Столь же равнодушен он был и к смерти. Он часами медитировал на берегу озера, распевая причудливые мантры. «Ом… Ом…» – я будто наяву слышу его голос, который всегда напоминал мне прозрачные воды Великого озера.

Однажды Оскар пригласил меня в гости и показал золотую статуэтку Будды, размером в две ладони. Так я узнал, что он буддист.

– Мир прекрасен, – любил повторять он. – Мы рождены, чтобы понять это.

Еще до зари он брал бамбуковую удочку, крохотный крючок на леске-паутинке и алый поплавок из гусиного пера, спускался к озеру и рыбачил почти до полудня. Так случалось только по воскресеньям.

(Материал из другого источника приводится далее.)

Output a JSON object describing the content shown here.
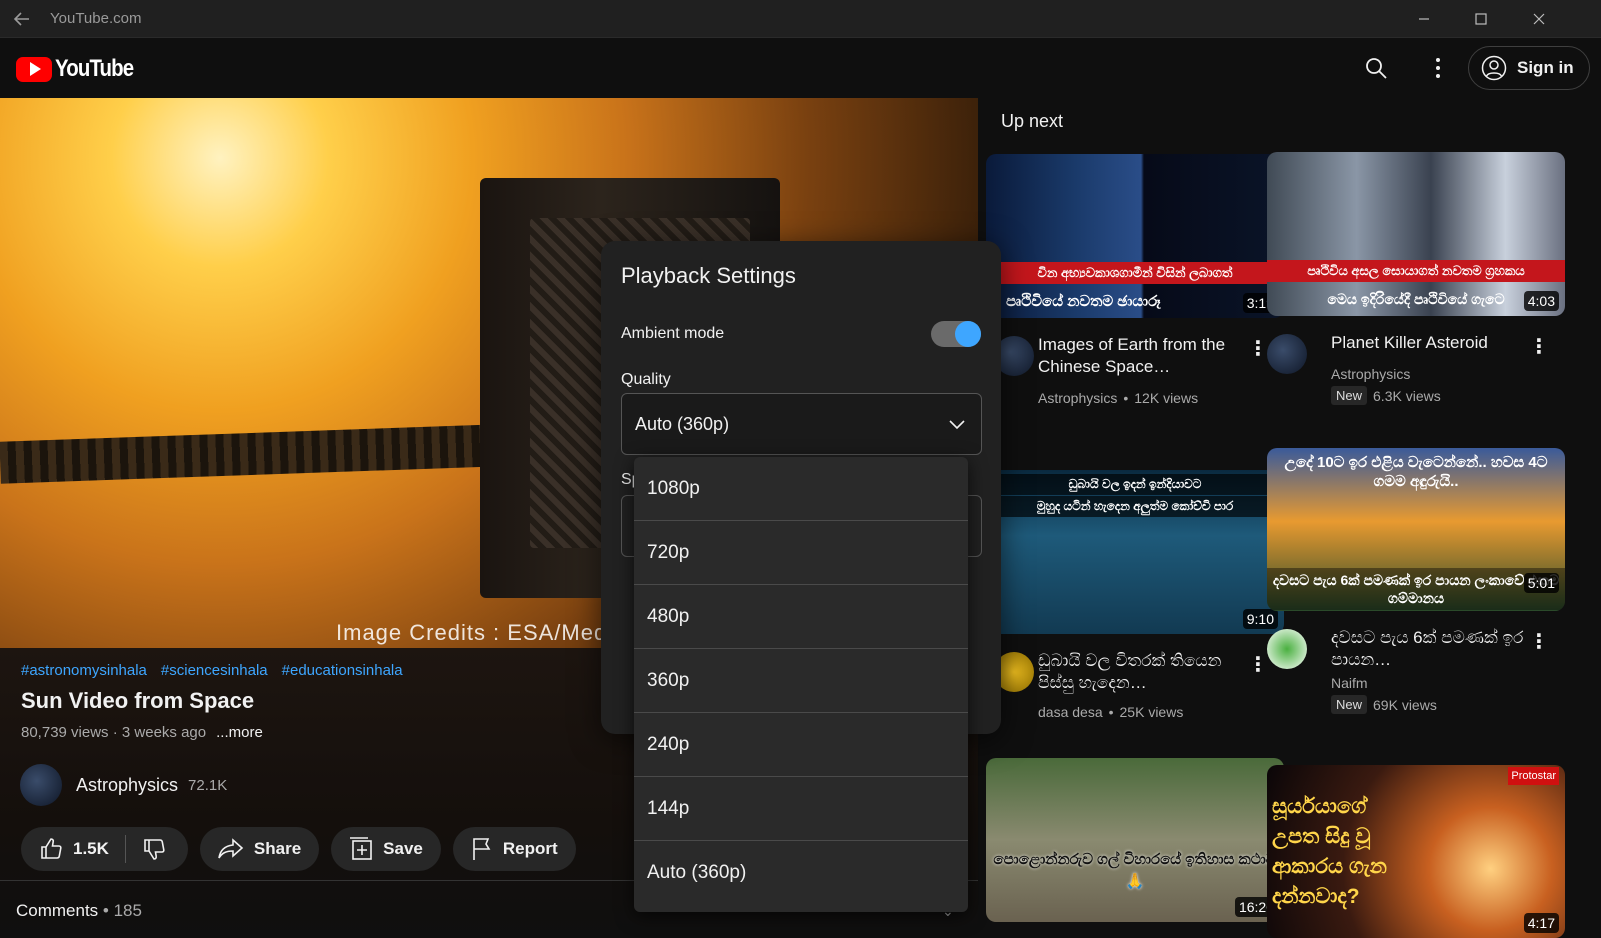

Однажды он учил нас с Ионой искусству рыбалки: мы сидели на нагретых солнцем камнях, пили чай и следили за черточками поплавков, колеблющихся на волнах. Оскар был одет в длинное желтое платье с широкими рукавами, похожее на одеяние монахов, какое я видел в энциклопедиях, и напоминал молодого Махатму Ганди. На его груди покачивались толстые роговые очки.

Но я не отводил глаз от Ионы. Она сидела, закинув одну ножку на другую, статная и гордая. Я ненароком любовался, как она поправляет свою шляпку-канотье, и даже забыл о существовании поплавка.

– Почему ты не боишься смерти? – неожиданно спросила она Оскара.

Я чуть не упал с камня. Оскар категорически не любил говорить на эту тему: казалось, она совсем его не волнует. Однако он скромно улыбнулся и ответил:

– Разве это важно, боишься ты ее или нет? Намного важнее, что ты любишь жизнь, заботишься о близких и учишься думать о том, что жизнь ускользает быстрее, чем песок сквозь детские ладошки.

– Но однажды мы все равно умрем, – заметил я.

– Смерти нет, – безапелляционно сказал Оскар. – Она лишь переход из одного вида жизни в другой. Это перерождение.

– Все дело в карме? – Иона поджала губы.

– Да, – кивнул Оскар. – Каждый из нас несет ответственность за свою жизнь, за все страдания и наслаждения, которые она нам приносит. Все зависит от наших намерений, они могут быть как хорошими, так и плохими. И это несет последствия.

– Поэтому ты медитируешь круглые сутки? – пошутил я.

Оскар рассмеялся, и голос его окрасился легкой печалью.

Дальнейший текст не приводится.